La mécanique est implacable, presque clinique. Elle illustre une fois de plus la domination d’un juridisme abstrait et mortifère.
Une décision prise à une voix près
Le détail n’est pas anodin. L’allongement de la rétention administrative a été censuré à une seule voix. Une voix qui, à elle seule, a fait basculer la balance du côté d’une lecture rigide des principes, au mépris des circonstances concrètes.
Le texte visait pourtant des profils bien identifiés : étrangers condamnés pour des faits graves, présentant un risque élevé de récidive, et faisant l’objet d’une mesure d’éloignement. Rien d’arbitraire. Juste une tentative de colmater une faille béante du système.
Le Conseil constitutionnel, intouchable et irresponsable
Dans le débat public, toute critique du Conseil constitutionnel est immédiatement disqualifiée. Les « Sages » seraient au-dessus de tout soupçon, protégés par leur fonction et leur vocabulaire feutré. Pourtant, leurs décisions produisent des effets très concrets, parfois tragiques.
Ils censurent, puis disparaissent derrière le paravent du droit. Ils ne répondent jamais des conséquences. Ils ne rendent de comptes à personne. Le sang, lui, ne les éclabousse jamais.
L’idéologie déguisée en neutralité juridique
On nous parle d’État de droit, de principes supérieurs, de garanties fondamentales. Mais derrière cette rhétorique se cache souvent une idéologie parfaitement assumée : celle d’un monde théorique où le risque serait une abstraction et la violence une anomalie statistique.
Dans ce monde-là, la protection de la société passe après la protection des procédures. La sécurité des citoyens devient secondaire face à la pureté du raisonnement juridique.
Les victimes toujours absentes des raisonnements
Dans les attendus des décisions, il n’est jamais question des futures victimes. Jamais question de la femme qui prendra le métro un vendredi après-midi. Jamais question du corps qui tombera, du sang sur le quai, du traumatisme à vie.
Le droit raisonne hors-sol. Il anticipe des principes, jamais des conséquences. Il protège des concepts, jamais des personnes.
Gouverner sans jamais assumer
Le Parlement vote. Le gouvernement promet. Le Conseil constitutionnel tranche. Puis, lorsque le drame survient, chacun se renvoie la balle. Les ministres évoquent un « cadre contraint ». Les juges se retranchent derrière la Constitution.
Personne n’assume. Personne n’est responsable. Et pourtant, tout le monde savait.
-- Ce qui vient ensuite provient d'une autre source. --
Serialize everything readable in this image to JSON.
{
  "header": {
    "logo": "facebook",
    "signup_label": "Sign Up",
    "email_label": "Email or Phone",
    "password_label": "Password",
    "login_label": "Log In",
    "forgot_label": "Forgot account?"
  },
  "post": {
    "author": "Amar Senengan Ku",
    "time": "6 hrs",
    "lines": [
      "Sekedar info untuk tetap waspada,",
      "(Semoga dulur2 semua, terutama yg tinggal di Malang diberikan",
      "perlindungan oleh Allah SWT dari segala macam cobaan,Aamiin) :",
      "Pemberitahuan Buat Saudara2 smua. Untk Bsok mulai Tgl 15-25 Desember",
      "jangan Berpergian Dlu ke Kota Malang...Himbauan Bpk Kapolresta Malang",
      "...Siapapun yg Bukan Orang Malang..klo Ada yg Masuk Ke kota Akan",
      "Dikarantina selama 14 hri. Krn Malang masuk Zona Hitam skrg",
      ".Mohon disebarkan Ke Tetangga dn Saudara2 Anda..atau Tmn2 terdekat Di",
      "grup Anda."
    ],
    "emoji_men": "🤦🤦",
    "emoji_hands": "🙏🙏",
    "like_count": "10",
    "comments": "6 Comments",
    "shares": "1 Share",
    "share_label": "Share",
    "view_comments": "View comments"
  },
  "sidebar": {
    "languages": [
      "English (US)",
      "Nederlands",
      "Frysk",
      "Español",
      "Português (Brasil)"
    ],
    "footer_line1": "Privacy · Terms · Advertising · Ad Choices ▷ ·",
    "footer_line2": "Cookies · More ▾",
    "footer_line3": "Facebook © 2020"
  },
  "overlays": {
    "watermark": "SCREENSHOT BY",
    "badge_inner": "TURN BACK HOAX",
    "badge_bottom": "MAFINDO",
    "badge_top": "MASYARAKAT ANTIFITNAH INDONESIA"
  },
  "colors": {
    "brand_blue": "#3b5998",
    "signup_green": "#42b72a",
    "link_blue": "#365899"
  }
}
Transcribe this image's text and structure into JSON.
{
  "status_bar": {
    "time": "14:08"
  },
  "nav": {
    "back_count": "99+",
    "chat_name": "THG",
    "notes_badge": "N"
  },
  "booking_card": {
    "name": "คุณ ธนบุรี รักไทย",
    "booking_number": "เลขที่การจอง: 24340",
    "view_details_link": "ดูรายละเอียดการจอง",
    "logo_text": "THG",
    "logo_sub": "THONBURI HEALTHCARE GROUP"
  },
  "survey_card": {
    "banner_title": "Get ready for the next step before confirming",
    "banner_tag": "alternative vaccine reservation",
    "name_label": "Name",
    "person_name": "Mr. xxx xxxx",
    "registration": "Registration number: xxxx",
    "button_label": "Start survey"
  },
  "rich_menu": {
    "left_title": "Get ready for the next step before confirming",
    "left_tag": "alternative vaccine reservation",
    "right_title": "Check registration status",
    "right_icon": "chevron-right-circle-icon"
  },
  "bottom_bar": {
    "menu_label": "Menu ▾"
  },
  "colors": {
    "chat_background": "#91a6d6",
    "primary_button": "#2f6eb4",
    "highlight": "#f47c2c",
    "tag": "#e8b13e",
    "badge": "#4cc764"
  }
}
Une fracture de plus entre le pays réel et ses institutions
À chaque fait divers de ce type, la fracture s’élargit. D’un côté, un pays réel qui voit, comprend, subit. De l’autre, des institutions qui raisonnent en circuit fermé, convaincues de leur supériorité morale et intellectuelle.
Ce décalage nourrit la colère, la défiance et le sentiment d’abandon, bien plus sûrement que n’importe quel discours politique.
Jusqu’à quand ?
Jusqu’à quand acceptera-t-on que des décisions prises dans le confort feutré des palais juridiques exposent les citoyens ordinaires à des risques parfaitement identifiés ?
Jusqu’à quand le droit servira-t-il d’alibi à l’inaction et à la lâcheté politique ?
Car à force de sanctuariser des principes déconnectés du réel, ce sont toujours les mêmes qui en paient le prix.